The following is a paper that was written during a course that occurred within the requirements for Master’s of Administration from Central Michigan University. First, you can view the Introduction & Description of the problem below as text and then download the research from Scribd for further reading.
INTRODUCTION & DESCRIPTION
The classrooms of schools in the State of Michigan are segregated. There is a lack of diversity throughout the schools themselves, grades kindergarten through twelve (K-12), and the districts that serve as a conglomeration of the students, teachers, and administrations. As a state, Michigan has been historically segregated in several respects, be it geographically or socially. The education system is simply another contributing force to the preexisting segregated condition of Michigan.
It is no mystery that Michigan is racially divided. This year provides the citizens of the state with a stark reminder of the history its of racial divide, as it is the fortieth anniversary of the 1967 Detroit riot.
No matter how many anniversaries come and go, the reminders only serve as remembrances and rarely procure an improvement in the situation. If a social-change group takes a stimulating spark like the riot’s anniversary and uses it to move forward with race relations, that group rarely does so successfully targeting Michigan’s schools.

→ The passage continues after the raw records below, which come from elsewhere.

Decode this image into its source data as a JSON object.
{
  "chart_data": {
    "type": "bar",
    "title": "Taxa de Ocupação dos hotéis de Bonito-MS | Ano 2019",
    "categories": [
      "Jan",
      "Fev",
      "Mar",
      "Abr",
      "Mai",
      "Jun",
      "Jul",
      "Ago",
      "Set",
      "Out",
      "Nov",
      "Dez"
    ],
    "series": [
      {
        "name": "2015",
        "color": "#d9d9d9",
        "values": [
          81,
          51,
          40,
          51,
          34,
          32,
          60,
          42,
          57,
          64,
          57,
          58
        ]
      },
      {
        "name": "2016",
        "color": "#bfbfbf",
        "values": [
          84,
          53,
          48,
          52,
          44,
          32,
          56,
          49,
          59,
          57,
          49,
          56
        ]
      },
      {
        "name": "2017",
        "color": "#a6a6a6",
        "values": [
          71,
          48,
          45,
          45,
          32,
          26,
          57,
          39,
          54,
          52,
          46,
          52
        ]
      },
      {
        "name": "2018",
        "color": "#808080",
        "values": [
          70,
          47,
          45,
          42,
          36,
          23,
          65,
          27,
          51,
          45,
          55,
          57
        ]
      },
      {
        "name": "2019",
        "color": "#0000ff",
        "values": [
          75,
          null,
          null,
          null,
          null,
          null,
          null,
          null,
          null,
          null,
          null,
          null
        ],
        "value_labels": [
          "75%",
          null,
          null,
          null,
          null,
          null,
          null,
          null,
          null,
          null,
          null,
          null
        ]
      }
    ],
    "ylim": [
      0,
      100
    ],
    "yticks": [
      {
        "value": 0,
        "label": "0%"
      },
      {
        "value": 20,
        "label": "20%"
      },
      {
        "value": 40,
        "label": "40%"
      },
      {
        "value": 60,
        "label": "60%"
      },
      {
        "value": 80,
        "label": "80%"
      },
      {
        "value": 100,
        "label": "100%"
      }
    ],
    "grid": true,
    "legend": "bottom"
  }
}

The continuing problem of segregation in Michigan’s schools has yet to be solved. The first issue is that the schools are a direct reflection of the cities in which they stand. “In the early 1990s, 95 percent of the African American students attending segregated schools in Michigan were enrolled in central city public school districts.” (Landauer- Menchik, 2006, pp. 2-3). To address that, the Michigan Department of Education developed a system of charter schools. This did not solve the problem, however. “In 2004-05 there were 87 segregated charter schools in Michigan, none of which had existed in 1992-93. Most segregated charter schools are located within the boundaries of districts including Detroit, Southfield and Flint, where most traditional public schools are also segregated. Other segregated charter schools are located in districts where there are no other segregated schools, including Lansing, Warren, and Ypsilanti.” (Landauer- Menchik, 2006). It turns out that legislative initiatives and statistical switches were not sufficient enough to turn around a problem much larger in scope.